65,9 % des policiers européens interrogés se disent satisfaits (49 %), très satisfaits (14,9 %) voire extrêmement satisfaits (1,9 %) de leur coopération avec les plateformes en ligne situées à l'étranger. Cela représente une baisse de 2,3 % par rapport à l'an passé, mais au vu du contexte et des problèmes causés par la pandémie, le taux reste « remarquablement élevé ».
Les chiffres ont été rendus publics dans la troisième édition annuelle du rapport SIRIUS sur la situation des preuves numériques de l'Union européenne, publié fin novembre par Europol, Eurojust et le Réseau judiciaire européen.
Le projet SIRIUS a été créé par Europol en octobre 2017 en réponse au besoin croissant des services répressifs de l'UE d'accéder à des preuves électroniques pour les enquêtes sur Internet, « car plus de la moitié de toutes les enquêtes pénales incluent aujourd'hui une demande d'accès transfrontalière des preuves électroniques (telles que des SMS, des e-mails ou des applications de messagerie) ».
Il propose une variété de services, tels que des directives, des formations et des outils, pour faciliter l'accès aux données détenues par les fournisseurs de services en ligne, et est utilisé par les autorités compétentes de 44 pays, représentant les 28 États membres de l'UE et un nombre croissant de pays tiers ayant des accords avec Europol.
Le rapport repose sur les informations détaillées recueillies auprès de plus de 250 fonctionnaires interrogés des autorités répressives et judiciaires des États membres de l'UE, ainsi que des contributions pertinentes provenant d'une douzaine de grands fournisseurs de services en ligne.

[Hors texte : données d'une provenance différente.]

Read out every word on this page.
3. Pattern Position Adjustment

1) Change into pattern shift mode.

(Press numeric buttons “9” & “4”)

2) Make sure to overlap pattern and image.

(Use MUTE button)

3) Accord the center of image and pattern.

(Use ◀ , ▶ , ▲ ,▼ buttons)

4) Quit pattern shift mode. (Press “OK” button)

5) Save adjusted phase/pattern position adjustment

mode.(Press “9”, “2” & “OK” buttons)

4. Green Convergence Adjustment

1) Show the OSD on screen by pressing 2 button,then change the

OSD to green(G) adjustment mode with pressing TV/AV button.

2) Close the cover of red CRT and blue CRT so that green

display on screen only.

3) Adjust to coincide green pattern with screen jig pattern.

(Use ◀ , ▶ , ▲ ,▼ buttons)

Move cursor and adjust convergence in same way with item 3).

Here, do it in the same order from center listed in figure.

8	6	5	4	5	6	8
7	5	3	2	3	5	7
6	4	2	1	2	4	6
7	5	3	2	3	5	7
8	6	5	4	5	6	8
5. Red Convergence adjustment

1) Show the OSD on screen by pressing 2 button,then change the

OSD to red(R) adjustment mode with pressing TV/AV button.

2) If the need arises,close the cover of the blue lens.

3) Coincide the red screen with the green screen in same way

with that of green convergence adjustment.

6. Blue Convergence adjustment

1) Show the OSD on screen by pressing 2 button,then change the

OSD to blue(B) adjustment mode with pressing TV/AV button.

Alors que la pandémie a contribué à augmenter les activités de cybercriminalité comme les campagnes de phishing, les ransomwares ou les ventes de produits contrefaits, « près de la moitié des policiers interrogés ont déclaré que leur besoin de preuves électroniques avait augmenté » :
« Pour la première fois, la plate-forme SIRIUS, hébergée sur la plate-forme d'experts d'Europol, est la principale source d'informations pour les praticiens de l'application des lois à la recherche d'une assistance concernant les demandes de données dans le cadre de la coopération volontaire. Il a été sélectionné avant les guichets uniques et les unités nationales, et cimente le projet SIRIUS en tant que centre de référence dans le domaine de la preuve électronique. »
25 % ont cela dit déclaré que leur capacité à demander des preuves électroniques avait diminué, probablement en raison de la transition vers le travail à distance. De même, les mesures de distanciation sociale et les confinements ont eu un impact sur le travail quotidien des autorités judiciaires : 35 % des personnes interrogées ont signalé des retards dans les procédures.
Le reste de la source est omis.